Big bang 2.0

Hadron particle collider

by Elayne Millar

On Tuesday, the Large Hadron Collider (LHC), a particle accelerator, which is located at the European Organization for Nuclear Research (CERN), set a record-breaking proton beam collision, attempting to solve questions about the makeup of the universe.

The LHC, also known as the “big bang machine”, is located in a 27-kilometer-long underground tunnel spanning from France to Switzerland.

Physicists managed to create a seven-trillion-electron-volt (TeV) collision, the highest energy a particle accelerator has ever achieved.

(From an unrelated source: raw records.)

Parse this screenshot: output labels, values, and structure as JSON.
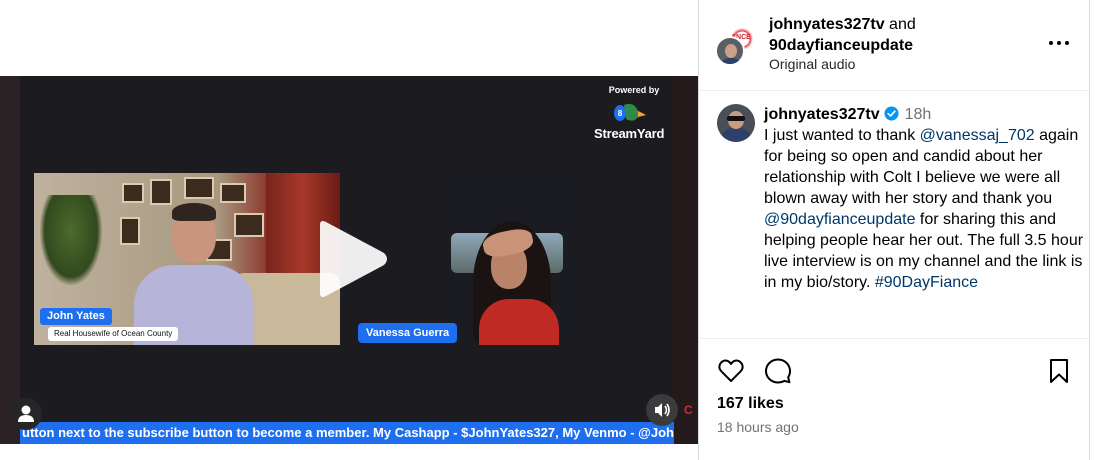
{
  "video": {
    "powered_by": "Powered by",
    "brand": "StreamYard",
    "guest1_name": "John Yates",
    "guest1_subtitle": "Real Housewife of Ocean County",
    "guest2_name": "Vanessa Guerra",
    "ticker": "utton next to the subscribe button to become a member. My Cashapp - $JohnYates327, My Venmo - @John",
    "side_marker": "C"
  },
  "post": {
    "author": "johnyates327tv",
    "and_text": " and",
    "coauthor": "90dayfianceupdate",
    "audio": "Original audio",
    "coauthor_avatar_text": "ANCE"
  },
  "caption": {
    "user": "johnyates327tv",
    "time": "18h",
    "part1": "I just wanted to thank ",
    "mention1": "@vanessaj_702",
    "part2": " again for being so open and candid about her relationship with Colt I believe we were all blown away with her story and thank you ",
    "mention2": "@90dayfianceupdate",
    "part3": " for sharing this and helping people hear her out. The full 3.5 hour live interview is on my channel and the link is in my bio/story. ",
    "hashtag": "#90DayFiance"
  },
  "stats": {
    "likes": "167 likes",
    "posted": "18 hours ago"
  },
  "colors": {
    "accent_blue": "#1e6ef0",
    "link": "#00376b",
    "verified": "#0095f6"
  }
}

Scientists believe the resulting debris from the subatomic collision could further the search for the Higgins boson particle, or the God particle, among other things.

The God particle is, what theorists believe, the atom responsible for the mass in the universe, according to National Geographic.

Although the machine has been a rousing success, researchers are saying that results should not be expected in the near future.

“Major discoveries will happen only when we are able to collect billions of events and identify among them the very rare events that could present a new state of matter or new particles,” Guido Tonelli, LHC spokesman, told BBC News.

According to BBC News, once the experiment is done, which is to last 18 to 24 months, the LHC will be shut down for maintenance for up to one year and after which it will re-open to begin experimenting with 14 TeV collisions.

The event that occurred on Tuesday is being described as one of the largest scientific undertakings ever, as well as a new era in science.

“This is not going to happen tomorrow. It will require months and years of patient work,” Tonelli said.